From collection General Photograph Collection

Back reads, " William E. Connelly in his book "Quantrill and the Border Wars" on page seven of the preface, stated. "There is no good protrait of Quantrill. He has a tintype made at the beginning og the war. It was lost in the yad of one fields, in Jackson county, who found it and preserved it until Thomson Quantrill came to Missouri. (The brother of William Quantrill. This visit was in 1869 or 1870.) He demanded the picture and it was given to him, but first photographed. The photographs made from this tintype, which lain in the ground for some time, are all the portraits known of Quantrill. Some one supposed he wore a mustache, and with a brush supplied one.
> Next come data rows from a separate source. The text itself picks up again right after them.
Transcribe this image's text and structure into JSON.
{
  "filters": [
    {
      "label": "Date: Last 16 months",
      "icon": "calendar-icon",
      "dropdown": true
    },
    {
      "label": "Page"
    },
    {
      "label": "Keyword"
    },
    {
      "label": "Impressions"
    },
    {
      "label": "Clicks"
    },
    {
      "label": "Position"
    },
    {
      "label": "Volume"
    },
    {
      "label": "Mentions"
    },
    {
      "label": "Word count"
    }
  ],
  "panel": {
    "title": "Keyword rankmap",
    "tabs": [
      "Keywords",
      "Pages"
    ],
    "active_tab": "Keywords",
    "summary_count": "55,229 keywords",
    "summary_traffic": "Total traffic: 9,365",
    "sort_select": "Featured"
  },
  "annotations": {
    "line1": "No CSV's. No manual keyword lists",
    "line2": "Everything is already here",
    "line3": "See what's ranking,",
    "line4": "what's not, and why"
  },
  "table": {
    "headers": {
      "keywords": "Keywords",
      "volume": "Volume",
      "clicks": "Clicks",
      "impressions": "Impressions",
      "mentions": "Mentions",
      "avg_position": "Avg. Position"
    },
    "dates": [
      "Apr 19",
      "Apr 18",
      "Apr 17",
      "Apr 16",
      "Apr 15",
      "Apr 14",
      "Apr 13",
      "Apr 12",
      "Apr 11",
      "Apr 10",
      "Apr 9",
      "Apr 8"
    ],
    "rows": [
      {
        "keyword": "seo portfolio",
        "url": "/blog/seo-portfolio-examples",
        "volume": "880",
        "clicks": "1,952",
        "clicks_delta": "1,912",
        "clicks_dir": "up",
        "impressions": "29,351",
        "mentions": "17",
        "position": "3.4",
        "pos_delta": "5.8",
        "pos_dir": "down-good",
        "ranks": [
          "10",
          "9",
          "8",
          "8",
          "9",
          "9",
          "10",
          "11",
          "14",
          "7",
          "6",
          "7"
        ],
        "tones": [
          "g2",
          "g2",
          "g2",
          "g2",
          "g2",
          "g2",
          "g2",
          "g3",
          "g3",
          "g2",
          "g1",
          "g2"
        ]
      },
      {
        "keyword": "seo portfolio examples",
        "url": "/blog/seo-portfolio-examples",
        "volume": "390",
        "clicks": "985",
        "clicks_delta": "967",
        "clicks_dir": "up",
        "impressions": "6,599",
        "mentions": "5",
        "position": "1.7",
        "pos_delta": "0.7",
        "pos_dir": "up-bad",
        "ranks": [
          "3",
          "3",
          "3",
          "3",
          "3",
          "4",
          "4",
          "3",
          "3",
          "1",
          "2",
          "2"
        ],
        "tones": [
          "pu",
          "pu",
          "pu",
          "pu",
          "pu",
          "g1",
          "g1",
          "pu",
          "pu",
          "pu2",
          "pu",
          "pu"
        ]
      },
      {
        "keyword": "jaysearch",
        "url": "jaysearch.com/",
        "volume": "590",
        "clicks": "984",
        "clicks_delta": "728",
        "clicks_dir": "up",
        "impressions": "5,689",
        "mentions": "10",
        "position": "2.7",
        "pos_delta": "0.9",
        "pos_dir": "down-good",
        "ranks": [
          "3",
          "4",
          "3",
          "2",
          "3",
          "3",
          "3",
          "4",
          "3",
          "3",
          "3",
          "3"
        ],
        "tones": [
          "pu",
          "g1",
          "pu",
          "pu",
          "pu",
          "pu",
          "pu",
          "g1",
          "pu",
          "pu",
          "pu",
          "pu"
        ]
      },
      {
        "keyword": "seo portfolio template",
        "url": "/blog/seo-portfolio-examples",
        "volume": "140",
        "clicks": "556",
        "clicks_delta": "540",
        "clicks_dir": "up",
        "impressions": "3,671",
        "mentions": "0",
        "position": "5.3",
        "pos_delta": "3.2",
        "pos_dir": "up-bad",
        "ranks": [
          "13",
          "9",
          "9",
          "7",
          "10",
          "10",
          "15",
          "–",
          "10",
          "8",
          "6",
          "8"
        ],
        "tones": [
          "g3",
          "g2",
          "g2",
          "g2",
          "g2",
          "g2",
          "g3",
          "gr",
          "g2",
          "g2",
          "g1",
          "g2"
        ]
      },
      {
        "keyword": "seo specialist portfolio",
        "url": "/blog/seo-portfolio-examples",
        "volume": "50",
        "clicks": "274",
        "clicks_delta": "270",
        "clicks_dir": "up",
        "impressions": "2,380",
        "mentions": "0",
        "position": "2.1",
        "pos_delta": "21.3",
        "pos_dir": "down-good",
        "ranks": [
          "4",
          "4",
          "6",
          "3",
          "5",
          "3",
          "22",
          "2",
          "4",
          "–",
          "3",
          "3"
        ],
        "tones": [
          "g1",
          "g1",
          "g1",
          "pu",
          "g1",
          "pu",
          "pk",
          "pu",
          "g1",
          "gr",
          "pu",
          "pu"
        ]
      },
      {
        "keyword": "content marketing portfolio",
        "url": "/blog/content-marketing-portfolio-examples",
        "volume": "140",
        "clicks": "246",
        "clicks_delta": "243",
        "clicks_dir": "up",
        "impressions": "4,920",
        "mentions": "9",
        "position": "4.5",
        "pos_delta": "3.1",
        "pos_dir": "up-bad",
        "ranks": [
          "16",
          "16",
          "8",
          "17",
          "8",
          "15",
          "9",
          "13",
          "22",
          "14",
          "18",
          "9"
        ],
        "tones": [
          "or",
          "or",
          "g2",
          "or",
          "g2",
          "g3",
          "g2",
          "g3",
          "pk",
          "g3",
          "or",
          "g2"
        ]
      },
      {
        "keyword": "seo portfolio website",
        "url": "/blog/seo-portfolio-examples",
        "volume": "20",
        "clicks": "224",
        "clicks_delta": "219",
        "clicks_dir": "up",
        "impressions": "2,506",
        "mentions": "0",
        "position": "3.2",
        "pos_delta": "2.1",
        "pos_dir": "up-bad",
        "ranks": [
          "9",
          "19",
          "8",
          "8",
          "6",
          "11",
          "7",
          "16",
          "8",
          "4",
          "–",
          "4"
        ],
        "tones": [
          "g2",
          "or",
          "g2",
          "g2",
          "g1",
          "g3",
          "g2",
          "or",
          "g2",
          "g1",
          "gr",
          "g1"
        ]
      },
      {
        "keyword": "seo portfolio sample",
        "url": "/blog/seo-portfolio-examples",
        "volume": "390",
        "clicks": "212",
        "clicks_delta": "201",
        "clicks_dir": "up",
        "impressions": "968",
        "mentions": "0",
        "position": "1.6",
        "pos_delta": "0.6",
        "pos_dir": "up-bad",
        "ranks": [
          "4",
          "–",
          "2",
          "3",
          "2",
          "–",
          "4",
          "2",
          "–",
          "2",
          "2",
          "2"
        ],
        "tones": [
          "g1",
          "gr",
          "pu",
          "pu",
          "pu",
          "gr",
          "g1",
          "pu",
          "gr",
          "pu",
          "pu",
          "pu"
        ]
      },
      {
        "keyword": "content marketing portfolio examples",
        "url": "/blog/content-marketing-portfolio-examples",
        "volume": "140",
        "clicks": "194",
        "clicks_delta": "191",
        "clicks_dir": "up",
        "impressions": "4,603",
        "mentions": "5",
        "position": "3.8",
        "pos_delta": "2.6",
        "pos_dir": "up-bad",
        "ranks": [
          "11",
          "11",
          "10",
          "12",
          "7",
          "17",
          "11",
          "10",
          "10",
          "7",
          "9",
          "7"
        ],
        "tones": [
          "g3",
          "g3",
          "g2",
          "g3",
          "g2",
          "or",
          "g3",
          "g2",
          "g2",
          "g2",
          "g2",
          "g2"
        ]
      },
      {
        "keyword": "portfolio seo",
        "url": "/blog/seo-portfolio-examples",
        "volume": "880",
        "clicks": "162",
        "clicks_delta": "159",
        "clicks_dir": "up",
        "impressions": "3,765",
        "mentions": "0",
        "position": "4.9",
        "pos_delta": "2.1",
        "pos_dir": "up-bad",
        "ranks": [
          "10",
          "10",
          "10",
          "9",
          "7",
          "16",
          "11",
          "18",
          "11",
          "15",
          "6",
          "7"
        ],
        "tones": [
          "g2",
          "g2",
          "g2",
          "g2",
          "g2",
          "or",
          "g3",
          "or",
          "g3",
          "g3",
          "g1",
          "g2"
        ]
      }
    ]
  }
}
E. P. DeHart had a portrait painted in Confederate uniform in company with a charater known as 'Indian Jim' no copy of which has been found. A.M. Winnerm, Kansas City, Missouri, had it painted in Confederate uniform, rank of Colonel, prints of which are common. This is the drawing of Quantrill that appeared in the Topeka, Kansas Capitol ofaugust 26, 1888. It is evidently made from the drawing that Winner made. The Kansas City, Missouri Public Library incidently has the original charcoal drawing of the portrait of Quantrill that Winner had drawn. Some one once stated that the early photo of Quantrill was taken at Independence, Missouri by a Mr. Burdge.